Bruno n’était pas le seul à comparaître hier pour proxénétisme. Une des hôtesses, qui le relayait régulièrement au service et à la caisse, également : « Vous n’étiez pas obligée de tenir le bar quand il n’était pas là », gronde le juge, qui précise : « On ne vous reproche pas de vous être adonnée à la prostitution, mais d’avoir aidé à la prostitution. »
Le substitut du procureur, Olivier Dubief, rappelle que les deux prévenus sont passibles respectivement de sept et dix ans de prison. S’il constate que Bruno n’a jamais exercé de contraintes ou de menaces vis-à-vis des hôtesses, il estime que l’infraction de proxénétisme qui lui est reprochée est parfaitement constituée, qu’elle est aggravée même par le nombre des « victimes », environ une dizaine de femmes qui se sont succédé dans les salons privés. Il requiert 15 mois de prison avec sursis, ainsi que 10.000 € d’amende et l’interdiction d’être gérant de bar à titre définitif.
Concernant la jeune femme qui le suppléait en son absence, il affirme qu’il « y a eu des actes de gestion ». Il sollicite dix mois de prison avec sursis et 1.000 € d’amende.

“ Hypocrisie ”

Me Christèle Touraine, qui la défend, s’offusque et demande la relaxe : « Je ne comprends pas pourquoi on la poursuit pour proxénétisme.

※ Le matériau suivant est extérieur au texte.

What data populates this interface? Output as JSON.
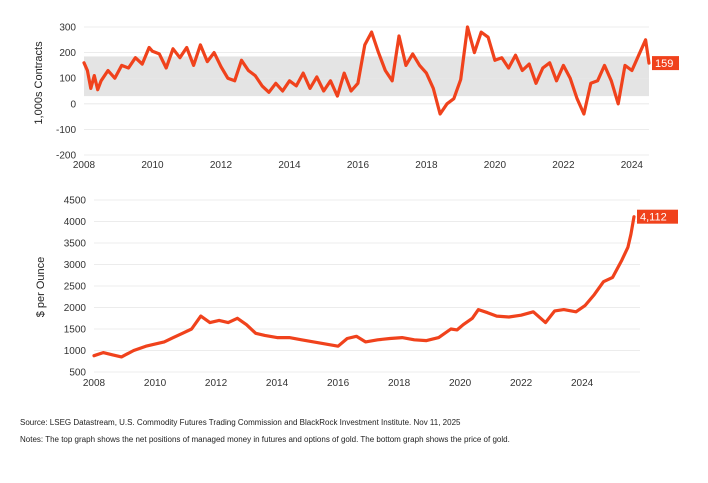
{
  "source": "Source: LSEG Datastream, U.S. Commodity Futures Trading Commission and BlackRock Investment Institute. Nov 11, 2025",
  "notes": "Notes: The top graph shows the net positions of managed money in futures and options of gold. The bottom graph shows the price of gold.",
  "colors": {
    "line": "#f0421c",
    "band": "#e4e4e4",
    "label_bg": "#f0421c"
  },
  "chart_data": [
    {
      "type": "line",
      "ylabel": "1,000s Contracts",
      "xlim": [
        2008,
        2024.5
      ],
      "ylim": [
        -200,
        300
      ],
      "xticks": [
        2008,
        2010,
        2012,
        2014,
        2016,
        2018,
        2020,
        2022,
        2024
      ],
      "yticks": [
        -200,
        -100,
        0,
        100,
        200,
        300
      ],
      "yticklabels": [
        "-200",
        "-100",
        "0",
        "100",
        "200",
        "300"
      ],
      "band": [
        30,
        185
      ],
      "end_label": "159",
      "series": [
        {
          "x": [
            2008.0,
            2008.1,
            2008.2,
            2008.3,
            2008.4,
            2008.5,
            2008.7,
            2008.9,
            2009.1,
            2009.3,
            2009.5,
            2009.7,
            2009.9,
            2010.0,
            2010.2,
            2010.4,
            2010.6,
            2010.8,
            2011.0,
            2011.2,
            2011.4,
            2011.6,
            2011.8,
            2012.0,
            2012.2,
            2012.4,
            2012.6,
            2012.8,
            2013.0,
            2013.2,
            2013.4,
            2013.6,
            2013.8,
            2014.0,
            2014.2,
            2014.4,
            2014.6,
            2014.8,
            2015.0,
            2015.2,
            2015.4,
            2015.6,
            2015.8,
            2016.0,
            2016.2,
            2016.4,
            2016.6,
            2016.8,
            2017.0,
            2017.2,
            2017.4,
            2017.6,
            2017.8,
            2018.0,
            2018.2,
            2018.4,
            2018.6,
            2018.8,
            2019.0,
            2019.2,
            2019.4,
            2019.6,
            2019.8,
            2020.0,
            2020.2,
            2020.4,
            2020.6,
            2020.8,
            2021.0,
            2021.2,
            2021.4,
            2021.6,
            2021.8,
            2022.0,
            2022.2,
            2022.4,
            2022.6,
            2022.8,
            2023.0,
            2023.2,
            2023.4,
            2023.6,
            2023.8,
            2024.0,
            2024.2,
            2024.4,
            2024.5
          ],
          "values": [
            160,
            130,
            60,
            110,
            55,
            90,
            130,
            100,
            150,
            140,
            180,
            155,
            220,
            205,
            195,
            140,
            215,
            180,
            220,
            150,
            230,
            165,
            200,
            145,
            100,
            90,
            170,
            130,
            110,
            70,
            45,
            80,
            50,
            90,
            70,
            120,
            60,
            105,
            50,
            90,
            30,
            120,
            50,
            80,
            230,
            280,
            200,
            130,
            90,
            265,
            150,
            195,
            150,
            120,
            60,
            -40,
            0,
            20,
            95,
            300,
            200,
            280,
            260,
            170,
            180,
            140,
            190,
            130,
            155,
            80,
            140,
            160,
            90,
            150,
            100,
            20,
            -40,
            80,
            90,
            150,
            90,
            0,
            150,
            130,
            190,
            250,
            159
          ]
        }
      ]
    },
    {
      "type": "line",
      "ylabel": "$ per Ounce",
      "xlim": [
        2008,
        2025.7
      ],
      "ylim": [
        500,
        4500
      ],
      "xticks": [
        2008,
        2010,
        2012,
        2014,
        2016,
        2018,
        2020,
        2022,
        2024
      ],
      "yticks": [
        500,
        1000,
        1500,
        2000,
        2500,
        3000,
        3500,
        4000,
        4500
      ],
      "yticklabels": [
        "500",
        "1000",
        "1500",
        "2000",
        "2500",
        "3000",
        "3500",
        "4000",
        "4500"
      ],
      "end_label": "4,112",
      "series": [
        {
          "x": [
            2008.0,
            2008.3,
            2008.6,
            2008.9,
            2009.3,
            2009.7,
            2010.0,
            2010.3,
            2010.6,
            2010.9,
            2011.2,
            2011.5,
            2011.8,
            2012.1,
            2012.4,
            2012.7,
            2013.0,
            2013.3,
            2013.6,
            2014.0,
            2014.4,
            2014.8,
            2015.2,
            2015.6,
            2016.0,
            2016.3,
            2016.6,
            2016.9,
            2017.3,
            2017.7,
            2018.1,
            2018.5,
            2018.9,
            2019.3,
            2019.7,
            2019.9,
            2020.1,
            2020.4,
            2020.6,
            2020.9,
            2021.2,
            2021.6,
            2022.0,
            2022.4,
            2022.8,
            2023.1,
            2023.4,
            2023.8,
            2024.1,
            2024.4,
            2024.7,
            2025.0,
            2025.3,
            2025.5,
            2025.6,
            2025.7
          ],
          "values": [
            880,
            950,
            900,
            850,
            1000,
            1100,
            1150,
            1200,
            1300,
            1400,
            1500,
            1800,
            1650,
            1700,
            1650,
            1750,
            1600,
            1400,
            1350,
            1300,
            1300,
            1250,
            1200,
            1150,
            1100,
            1280,
            1330,
            1200,
            1250,
            1280,
            1300,
            1250,
            1230,
            1300,
            1500,
            1480,
            1600,
            1750,
            1950,
            1880,
            1800,
            1780,
            1820,
            1900,
            1650,
            1920,
            1950,
            1900,
            2050,
            2300,
            2600,
            2700,
            3100,
            3400,
            3700,
            4112
          ]
        }
      ]
    }
  ]
}
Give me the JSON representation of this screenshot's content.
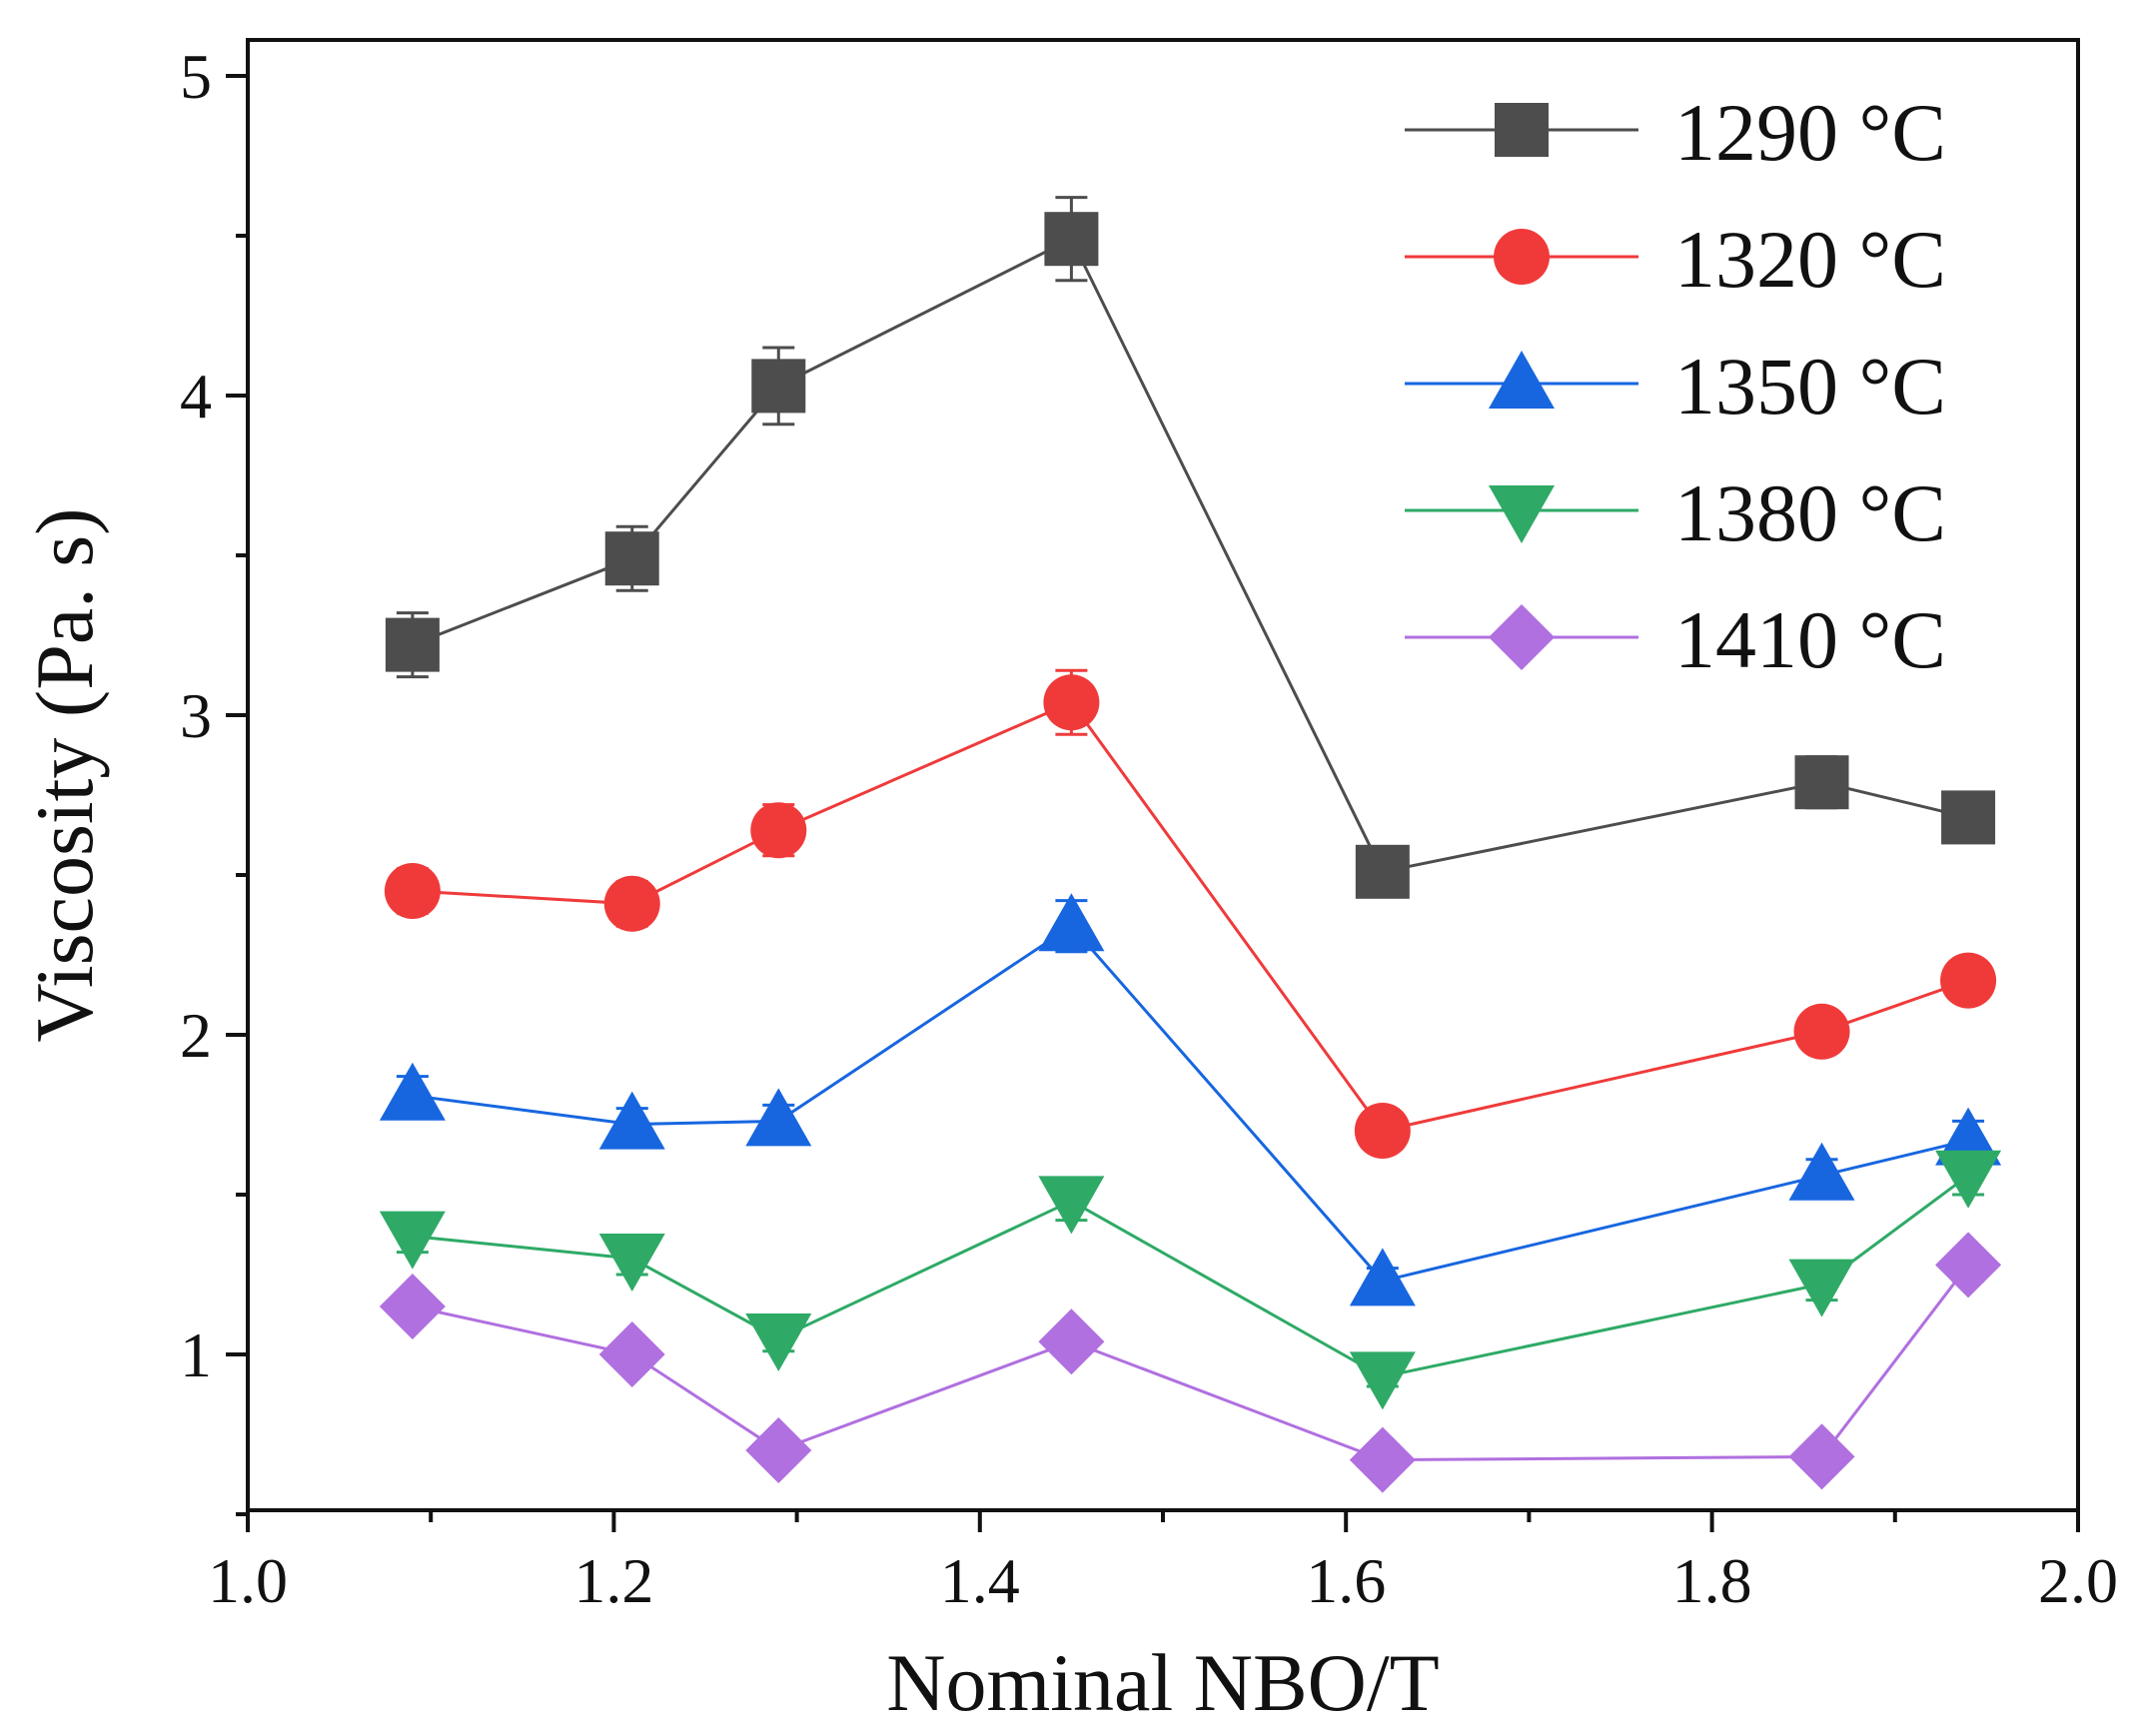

Elle a été embauchée pour vendre des bouteilles. Si on n’ouvre pas le bar, si on ne répond pas au téléphone, si on ne parle pas aux clients, comment peut-on vendre des bouteilles ? Ma cliente n’a fait que répondre aux attentes de son patron. »
Me Sébastien Rey, qui assiste Bruno, ne nie pas l’infraction, mais stigmatise « l’hypocrisie dans le traitement légal de ce type de dossier. La prostitution est considérée comme une activité légale puisqu’elle n’est pas répréhensible, mais qu’est-ce qu’on offre comme solution aux personnes qui l’exercent, à part la rue ? »
Il ironise : « Qu’est-ce qu’on peut reprocher à mon client ? L’aide, la protection, l’assistance… dans d’autres circonstances, c’est considéré comme vertueux. » Et de conclure : « Il y a différentes formes de proxénétisme et celle qu’il a exercée était la moindre. »
Le tribunal suivra les réquisitions du parquet, concernant le propriétaire du bar. Il rapportera la peine de la jeune femme à six mois de prison avec sursis.